Putting on displays is challenging. You have to be able to adapt the routine for different venues and be able to copy with varying or deteriorating weather conditions. It is both physically and mentally demanding. The work we are doing means we will be best prepared.

Apart from entertaining the crowds what role does the display team fulfil?

The primary role is to promote the ‘best of British’ through the fact we are exhibiting high levels of professionalism and expertise. We’re also championing the aircraft, the RAF and Typhoon Force.

I see myself slotting into an already established and experienced team. I really do count myself lucky I’ve been chosen.

The team has massive experience, with some members having been involved for almost a decade. It is a well-oiled machine and it is great to be part of such a professional unit, it fills you with confidence.

What are you looking forward to in your year in the job?
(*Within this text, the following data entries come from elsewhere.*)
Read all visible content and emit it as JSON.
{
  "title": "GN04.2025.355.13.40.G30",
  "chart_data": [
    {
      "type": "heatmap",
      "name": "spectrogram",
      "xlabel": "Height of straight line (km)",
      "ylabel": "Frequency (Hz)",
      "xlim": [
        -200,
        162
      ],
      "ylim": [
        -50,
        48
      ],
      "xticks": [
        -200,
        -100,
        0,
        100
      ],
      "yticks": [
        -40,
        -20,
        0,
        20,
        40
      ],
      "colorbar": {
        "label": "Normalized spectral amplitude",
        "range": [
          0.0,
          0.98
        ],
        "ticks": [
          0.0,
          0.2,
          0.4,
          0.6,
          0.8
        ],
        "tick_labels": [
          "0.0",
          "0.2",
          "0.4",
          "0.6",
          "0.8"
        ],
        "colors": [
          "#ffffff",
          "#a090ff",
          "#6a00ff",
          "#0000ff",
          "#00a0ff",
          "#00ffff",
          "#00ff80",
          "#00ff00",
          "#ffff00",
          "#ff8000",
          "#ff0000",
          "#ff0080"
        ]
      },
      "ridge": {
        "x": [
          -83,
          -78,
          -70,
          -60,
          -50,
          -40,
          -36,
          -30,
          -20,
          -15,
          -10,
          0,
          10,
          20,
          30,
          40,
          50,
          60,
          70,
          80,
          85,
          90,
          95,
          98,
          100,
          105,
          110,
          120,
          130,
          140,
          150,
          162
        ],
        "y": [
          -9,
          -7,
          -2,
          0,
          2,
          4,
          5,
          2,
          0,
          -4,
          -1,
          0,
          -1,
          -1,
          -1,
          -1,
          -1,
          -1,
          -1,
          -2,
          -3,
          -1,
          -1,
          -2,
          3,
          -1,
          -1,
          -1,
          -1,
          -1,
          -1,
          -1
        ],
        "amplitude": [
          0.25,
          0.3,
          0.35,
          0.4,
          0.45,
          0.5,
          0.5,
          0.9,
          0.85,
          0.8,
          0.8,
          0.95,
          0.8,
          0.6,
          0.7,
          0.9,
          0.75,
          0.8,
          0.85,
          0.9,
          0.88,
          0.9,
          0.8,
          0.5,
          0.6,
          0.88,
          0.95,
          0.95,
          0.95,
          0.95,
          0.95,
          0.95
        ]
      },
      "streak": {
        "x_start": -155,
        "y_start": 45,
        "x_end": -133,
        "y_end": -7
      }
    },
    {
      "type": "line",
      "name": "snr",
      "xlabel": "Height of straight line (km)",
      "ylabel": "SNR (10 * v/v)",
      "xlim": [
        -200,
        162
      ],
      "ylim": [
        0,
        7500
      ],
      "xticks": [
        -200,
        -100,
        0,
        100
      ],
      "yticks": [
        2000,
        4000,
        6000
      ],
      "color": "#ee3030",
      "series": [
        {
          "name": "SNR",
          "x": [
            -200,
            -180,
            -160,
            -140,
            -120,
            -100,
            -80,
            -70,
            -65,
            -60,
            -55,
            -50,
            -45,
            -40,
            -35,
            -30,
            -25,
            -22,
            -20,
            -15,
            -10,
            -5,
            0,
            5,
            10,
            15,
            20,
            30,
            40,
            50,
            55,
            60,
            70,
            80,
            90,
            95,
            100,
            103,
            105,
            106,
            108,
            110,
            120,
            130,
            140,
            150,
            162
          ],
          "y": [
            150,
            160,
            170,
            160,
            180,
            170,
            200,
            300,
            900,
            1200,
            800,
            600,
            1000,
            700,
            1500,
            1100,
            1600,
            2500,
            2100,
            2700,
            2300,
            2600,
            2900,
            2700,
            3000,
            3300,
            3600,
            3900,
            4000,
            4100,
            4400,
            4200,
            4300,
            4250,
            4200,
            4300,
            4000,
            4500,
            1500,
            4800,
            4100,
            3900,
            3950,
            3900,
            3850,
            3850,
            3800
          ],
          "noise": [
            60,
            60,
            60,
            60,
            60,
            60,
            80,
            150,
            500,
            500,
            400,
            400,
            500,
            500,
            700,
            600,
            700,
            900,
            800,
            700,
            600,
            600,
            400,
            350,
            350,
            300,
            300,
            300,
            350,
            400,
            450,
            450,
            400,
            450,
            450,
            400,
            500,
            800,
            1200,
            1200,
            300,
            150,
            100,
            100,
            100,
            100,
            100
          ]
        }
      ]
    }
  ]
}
Obviously the big-high profile shows here and overseas, including the Royal International Air Tattoo that I enjoyed so much when I was growing up. But I’m also looking forward to some of the smaller, more intimate shows.

The main satisfaction for me will be putting a smile on people’s faces and bringing that sense of enjoyment and pleasure and excitement from watching a display that I got as a youngster. If I can do that, I’ll count it as a successful year.